A Companhia edita regularmente, desde 1998, a publicação ACTAs do teatro, a qual visa cumprir não só uma função de “programa” de cada produção artística, mas também a de instrumento de reflexão artística e estética, e, pontualmente, também a noticiosa e a didática.


A ACTA ficou excluída, em 2022, do Programa de Apoio Sustentado, da Direção-Geral das Artes (DGArtes), deixando a companhia sem financiamento, apesar de ter tido 71,61% no concurso para os apoios quadrienais.

Quando a peça do JA foi escrita, a ACTA ainda aguardava os resultados do Concurso Pontual de Apoio à Criação-Teatro da DGArtes, inicialmente previstos para final de maio, e entretanto com anúncio prometido para julho.


É preciso explicar que “a candidatura da ACTA não foi chumbada, mas sim excluída porque já não havia dinheiro e o ministro, Pedro Adão e Silva, não autorizou reforçar o montante disponível”, vinca Luís Vicente, que nos recebeu na sede da Companhia de Teatro do Algarve, em Faro.


A dotação inicial do Programa de Apoio Sustentado da DGArtes, conforme aviso publicado em maio de 2022, era de 20.440.000.00 milhões de euros.
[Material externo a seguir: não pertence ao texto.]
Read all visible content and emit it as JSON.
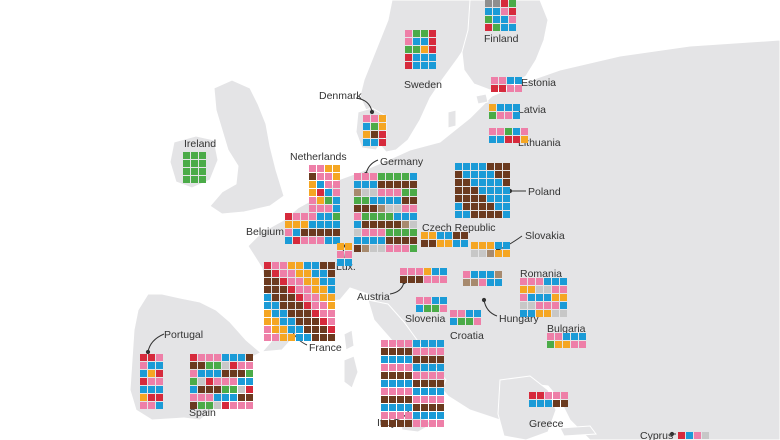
{
  "map": {
    "colors": {
      "water": "#ffffff",
      "land": "#e4e4e6",
      "border": "#ffffff",
      "arrow": "#333333"
    },
    "party_colors": {
      "red": "#d62a3c",
      "pink": "#ee7fa8",
      "green": "#4bab48",
      "orange": "#f5a623",
      "blue": "#1b9bd7",
      "brown": "#6b3a1f",
      "tan": "#a78a6e",
      "gray": "#8f8f8f",
      "lightgray": "#c7c7c7"
    },
    "countries": [
      {
        "name": "Finland",
        "seats": "yyrgbbprgbbprgbb"
      },
      {
        "name": "Sweden",
        "seats": "pggrpbbrggorrbbbrbbb"
      },
      {
        "name": "Estonia",
        "seats": "ppbbrr"
      },
      {
        "name": "Latvia",
        "seats": "obbbgppb"
      },
      {
        "name": "Lithuania",
        "seats": "ppgbpbbrro"
      },
      {
        "name": "Denmark",
        "seats": "ppobgoodrbbr"
      },
      {
        "name": "Ireland",
        "seats": "ggggggggggg"
      },
      {
        "name": "Netherlands",
        "seats": "ppoodppoobpporbppogbpppbbpbb"
      },
      {
        "name": "Germany",
        "seats": "pppggggbbbbdddddtll"
      },
      {
        "name": "Belgium",
        "seats": "rpppbbgooobbbbpbdddddb"
      },
      {
        "name": "Lux.",
        "seats": "ooppbb"
      },
      {
        "name": "Poland",
        "seats": "bbbbdddd"
      },
      {
        "name": "Czech Republic",
        "seats": "oobbdddd"
      },
      {
        "name": "Slovakia",
        "seats": "ooobbllt"
      },
      {
        "name": "France",
        "seats": "rppoobbddd"
      },
      {
        "name": "Austria",
        "seats": "pppobbddd"
      },
      {
        "name": "Hungary",
        "seats": "pbbbttt"
      },
      {
        "name": "Romania",
        "seats": "pppbbbooll"
      },
      {
        "name": "Slovenia",
        "seats": "ppbbbgg"
      },
      {
        "name": "Croatia",
        "seats": "ppbbbgg"
      },
      {
        "name": "Bulgaria",
        "seats": "ppbbbgoo"
      },
      {
        "name": "Portugal",
        "seats": "rrppbbbo"
      },
      {
        "name": "Spain",
        "seats": "rpppbbbdddggl"
      },
      {
        "name": "Italy",
        "seats": "ppppbbbbdddd"
      },
      {
        "name": "Greece",
        "seats": "rrpppbbbdd"
      },
      {
        "name": "Cyprus",
        "seats": "rbpl"
      }
    ]
  }
}
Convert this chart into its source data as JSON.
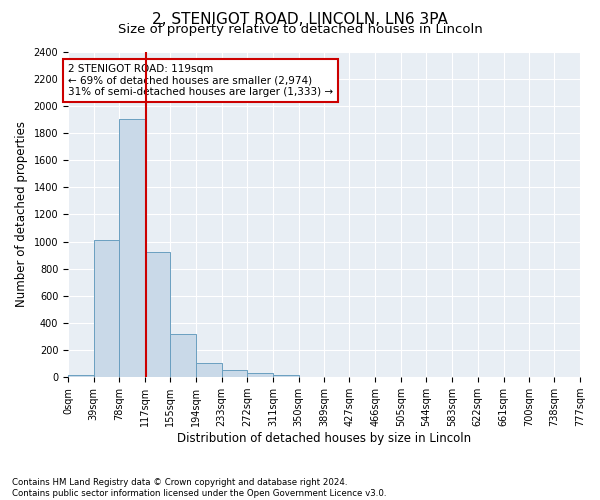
{
  "title": "2, STENIGOT ROAD, LINCOLN, LN6 3PA",
  "subtitle": "Size of property relative to detached houses in Lincoln",
  "xlabel": "Distribution of detached houses by size in Lincoln",
  "ylabel": "Number of detached properties",
  "bin_edges": [
    0,
    39,
    78,
    117,
    155,
    194,
    233,
    272,
    311,
    350,
    389,
    427,
    466,
    505,
    544,
    583,
    622,
    661,
    700,
    738,
    777
  ],
  "bar_heights": [
    20,
    1010,
    1900,
    920,
    315,
    105,
    55,
    30,
    20,
    0,
    0,
    0,
    0,
    0,
    0,
    0,
    0,
    0,
    0,
    0
  ],
  "bar_color": "#c9d9e8",
  "bar_edge_color": "#6a9fc0",
  "property_line_x": 119,
  "property_line_color": "#cc0000",
  "annotation_text": "2 STENIGOT ROAD: 119sqm\n← 69% of detached houses are smaller (2,974)\n31% of semi-detached houses are larger (1,333) →",
  "annotation_box_color": "#cc0000",
  "ylim": [
    0,
    2400
  ],
  "yticks": [
    0,
    200,
    400,
    600,
    800,
    1000,
    1200,
    1400,
    1600,
    1800,
    2000,
    2200,
    2400
  ],
  "tick_labels": [
    "0sqm",
    "39sqm",
    "78sqm",
    "117sqm",
    "155sqm",
    "194sqm",
    "233sqm",
    "272sqm",
    "311sqm",
    "350sqm",
    "389sqm",
    "427sqm",
    "466sqm",
    "505sqm",
    "544sqm",
    "583sqm",
    "622sqm",
    "661sqm",
    "700sqm",
    "738sqm",
    "777sqm"
  ],
  "footnote": "Contains HM Land Registry data © Crown copyright and database right 2024.\nContains public sector information licensed under the Open Government Licence v3.0.",
  "plot_bg_color": "#e8eef4",
  "title_fontsize": 11,
  "subtitle_fontsize": 9.5,
  "axis_label_fontsize": 8.5,
  "tick_fontsize": 7
}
Mais tarde, em outubro de 2022, é publicada uma alteração ao aviso de abertura, passando, nessa altura, a dotação financeira disponível na modalidade de apoio quadrienal do domínio “Programação” para 32.680.000.00 milhões de euros. Ou seja, houve reforço mas a ACTA continuou de fora da lista das candidaturas apoiadas.


Para ajudar à “festa”, tal como explica o responsável, “a ACTA foi afastada por uma estrutura que se chama Teatro do Eléctrico, que tem sede na Amadora”, começa.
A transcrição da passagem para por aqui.